Nel 1959, il giornalista fascista Giorgio Pini scrisse, per il settimanale ‘Candido’, fondato da Giovannino Guareschi, una serie di articoli su Mussolini aneddotico e uomo di cultura. Concordato il compenso, di 250mila lire, Pini inviò i suoi servizi alla testata, allora rizzoliana: ma i pezzi non furono mai pubblicati. Per quale ragione? Lo spiegò lo stesso Pini, in una lettera ad Alessandro Minardi, che nel 1957 era subentrato a Guareschi, alla direzione del giornale. Il problema era che ‘Candido’ aveva una linea politica, ostile all’Eni di Enrico Mattei, che Pini non condivideva, e ciò gli impediva, per una ragione di coerenza ideale, di firmare gli articoli con il proprio nome. Ergo, i servizi rimasero nei cassetti redazionali e solo oggi abbiamo potuto prenderne visione, grazie alla cortesia del figlio di Minardi, Maurizio, che li ha conservati. Giorgio Pini aveva conosciuto come pochi altri Mussolini, osservandolo per anni da distanza ravvicinata e raccogliendone le confidenze. Nato a Bologna il primo febbraio 1899, squadrista, diresse il foglio del Fascio della sua città, ‘L’Assalto’, ed è noto per essere stato tra i primi biografi di Benito.
La sua carriera giornalistica, passata per la direzione di testate regionali, ebbe un balzo, alla fine del 1936, quando il Duce lo nominò caporedattore del ‘Popolo d’Italia’, incarico che Pini mantenne fino al 25 luglio 1943. Mussolini si fidava totalmente di lui, e gli telefonava, spesso da Palazzo Venezia, per trasmettergli valutazioni e direttive riguardanti il giornale di sua proprietà.

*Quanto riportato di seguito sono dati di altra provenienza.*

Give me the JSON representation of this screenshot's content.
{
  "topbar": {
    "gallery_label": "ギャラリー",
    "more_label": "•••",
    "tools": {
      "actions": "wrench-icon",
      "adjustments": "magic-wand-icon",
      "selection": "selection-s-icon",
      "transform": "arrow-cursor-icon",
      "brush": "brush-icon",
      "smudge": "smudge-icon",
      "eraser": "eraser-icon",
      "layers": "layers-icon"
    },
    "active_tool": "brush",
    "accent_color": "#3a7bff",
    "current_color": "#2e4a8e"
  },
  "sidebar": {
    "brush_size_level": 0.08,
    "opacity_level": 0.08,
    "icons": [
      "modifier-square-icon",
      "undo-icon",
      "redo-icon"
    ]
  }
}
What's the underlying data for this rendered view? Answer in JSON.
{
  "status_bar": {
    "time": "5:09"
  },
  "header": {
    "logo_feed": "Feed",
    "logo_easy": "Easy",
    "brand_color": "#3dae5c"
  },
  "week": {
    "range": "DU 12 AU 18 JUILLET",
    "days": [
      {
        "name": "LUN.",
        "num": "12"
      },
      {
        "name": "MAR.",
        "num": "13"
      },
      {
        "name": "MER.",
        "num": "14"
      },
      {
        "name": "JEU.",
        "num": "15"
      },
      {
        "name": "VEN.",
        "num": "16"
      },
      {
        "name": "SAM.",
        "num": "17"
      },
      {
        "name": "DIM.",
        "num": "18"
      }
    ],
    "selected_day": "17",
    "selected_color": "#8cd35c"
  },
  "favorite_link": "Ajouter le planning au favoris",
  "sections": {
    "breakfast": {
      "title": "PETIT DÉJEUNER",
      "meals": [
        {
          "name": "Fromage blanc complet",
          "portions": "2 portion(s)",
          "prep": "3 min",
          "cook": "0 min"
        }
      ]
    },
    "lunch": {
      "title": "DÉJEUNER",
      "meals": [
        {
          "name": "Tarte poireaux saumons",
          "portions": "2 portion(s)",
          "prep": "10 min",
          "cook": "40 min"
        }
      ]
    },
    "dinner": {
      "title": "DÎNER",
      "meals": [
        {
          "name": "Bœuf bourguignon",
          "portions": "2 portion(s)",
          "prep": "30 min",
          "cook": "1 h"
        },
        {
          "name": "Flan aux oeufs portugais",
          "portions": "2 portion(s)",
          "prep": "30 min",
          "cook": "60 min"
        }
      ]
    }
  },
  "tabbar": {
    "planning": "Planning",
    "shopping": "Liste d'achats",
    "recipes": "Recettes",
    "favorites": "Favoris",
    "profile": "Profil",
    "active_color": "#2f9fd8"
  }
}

Il fido Pini rinvigorì e svecchiò il ‘Popolo d’Italia’, innalzandone la tiratura media, già nel 1938, oltre le 200mila copie.
Nei suoi scritti inediti per ”Candido’, il giornalista bolognese narra il volto nascosto del dittatore, svelando episodi e aspetti dell’uomo rimasti fino a oggi in ombra: dalle sue corse sfrenate in automobile, alle predilezioni per il teatro e la musica, specie quella operistica, con la minuziosa ricostruzione della sua formazione intellettuale, che, da un punto di vista letterario, attingeva al repertorio della poetica carducciana, pascoliana e dannunziana, in voga agli albori del secolo passato.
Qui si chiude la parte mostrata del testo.